When I was growing up, New Zealand was a fair society. The first Labour government introduced public health nurses who travelled the countryside ensuring that as many young as they could reach could be vaccinated. Babies were weighed and Maori schools visited so that children could be taught how to take care of their health. In several rural areas which happened to be ones where Maori were plentiful, some general practitioners were put on to state salaries so that poverty was no barrier to accessing their services. When I was Health minister in the 1980s I bumped up their number. Hospital boards and then district health boards spent countless hours trying to ensure that Maori heard about the specialist services available at public hospitals. Board members pored over the “Did Not Attend” statistics trying to work out better ways of reducing them. Those were the days when the welfare state was a “hand-up”, not a “hand-out”. When offered assistance, the recipient was expected to put his or her best foot forward and make the most of what was provided.

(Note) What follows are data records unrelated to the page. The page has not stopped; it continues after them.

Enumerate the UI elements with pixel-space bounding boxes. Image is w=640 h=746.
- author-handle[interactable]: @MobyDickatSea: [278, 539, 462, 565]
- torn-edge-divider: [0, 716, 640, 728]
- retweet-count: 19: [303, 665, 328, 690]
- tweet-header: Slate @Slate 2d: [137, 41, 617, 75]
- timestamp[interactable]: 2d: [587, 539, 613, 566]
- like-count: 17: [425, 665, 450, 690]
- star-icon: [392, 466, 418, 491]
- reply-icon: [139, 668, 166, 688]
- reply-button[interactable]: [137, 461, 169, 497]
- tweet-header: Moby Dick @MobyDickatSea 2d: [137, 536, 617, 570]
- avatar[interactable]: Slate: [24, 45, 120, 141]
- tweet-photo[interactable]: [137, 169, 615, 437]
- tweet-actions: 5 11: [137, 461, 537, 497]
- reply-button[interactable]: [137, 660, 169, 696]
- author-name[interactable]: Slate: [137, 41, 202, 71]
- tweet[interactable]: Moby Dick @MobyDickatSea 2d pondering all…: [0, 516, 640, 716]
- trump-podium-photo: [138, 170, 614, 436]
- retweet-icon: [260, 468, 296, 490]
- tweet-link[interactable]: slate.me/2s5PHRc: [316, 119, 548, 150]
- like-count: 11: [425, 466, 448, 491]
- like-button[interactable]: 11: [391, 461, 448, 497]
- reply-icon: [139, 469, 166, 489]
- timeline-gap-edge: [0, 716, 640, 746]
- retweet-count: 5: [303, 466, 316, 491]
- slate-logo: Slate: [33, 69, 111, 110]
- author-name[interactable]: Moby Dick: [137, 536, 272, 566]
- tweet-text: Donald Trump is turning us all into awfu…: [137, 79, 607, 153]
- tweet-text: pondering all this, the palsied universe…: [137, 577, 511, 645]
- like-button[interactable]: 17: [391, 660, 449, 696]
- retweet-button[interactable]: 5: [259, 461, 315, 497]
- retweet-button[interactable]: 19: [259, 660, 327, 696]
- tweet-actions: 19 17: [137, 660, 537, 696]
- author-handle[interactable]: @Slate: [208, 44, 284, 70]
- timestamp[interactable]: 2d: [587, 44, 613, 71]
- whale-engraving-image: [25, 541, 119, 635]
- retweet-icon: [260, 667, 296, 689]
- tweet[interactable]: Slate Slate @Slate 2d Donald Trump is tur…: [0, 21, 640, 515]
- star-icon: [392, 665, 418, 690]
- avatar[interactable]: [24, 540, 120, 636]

Things have changed in the modern era of “hand-outs”. After the introduction of the Domestic Purpose Benefit in 1974 expectations that the state would provide people with a living that required little individual effort began to grow. Significant numbers of Maori in particular warmed to the idea that incomes, housing, school lunches and medical care would be delivered to them with little energy required from them. Today, we are dealing with the results of a couple of generations of the hand-out mentality. Low achievers, and especially their advocates, many of whom are on the public payroll and are part of the huge industry that now farms disadvantaged people, assert loudly that closing the inevitable gaps that have opened up requires even more special privileges. And Hapless Hipkins and his political colleagues have naively bought into this fundamentally flawed narrative.
On Saturday, when he concluded his complaints about racism, the Prime Minister said that he himself intended to “lead by example”. If that means another three years of policies based on race, ordinary Kiwis will shudder and realise that the Labour Party that once led the way in shaping a fair society, has lost its mojo.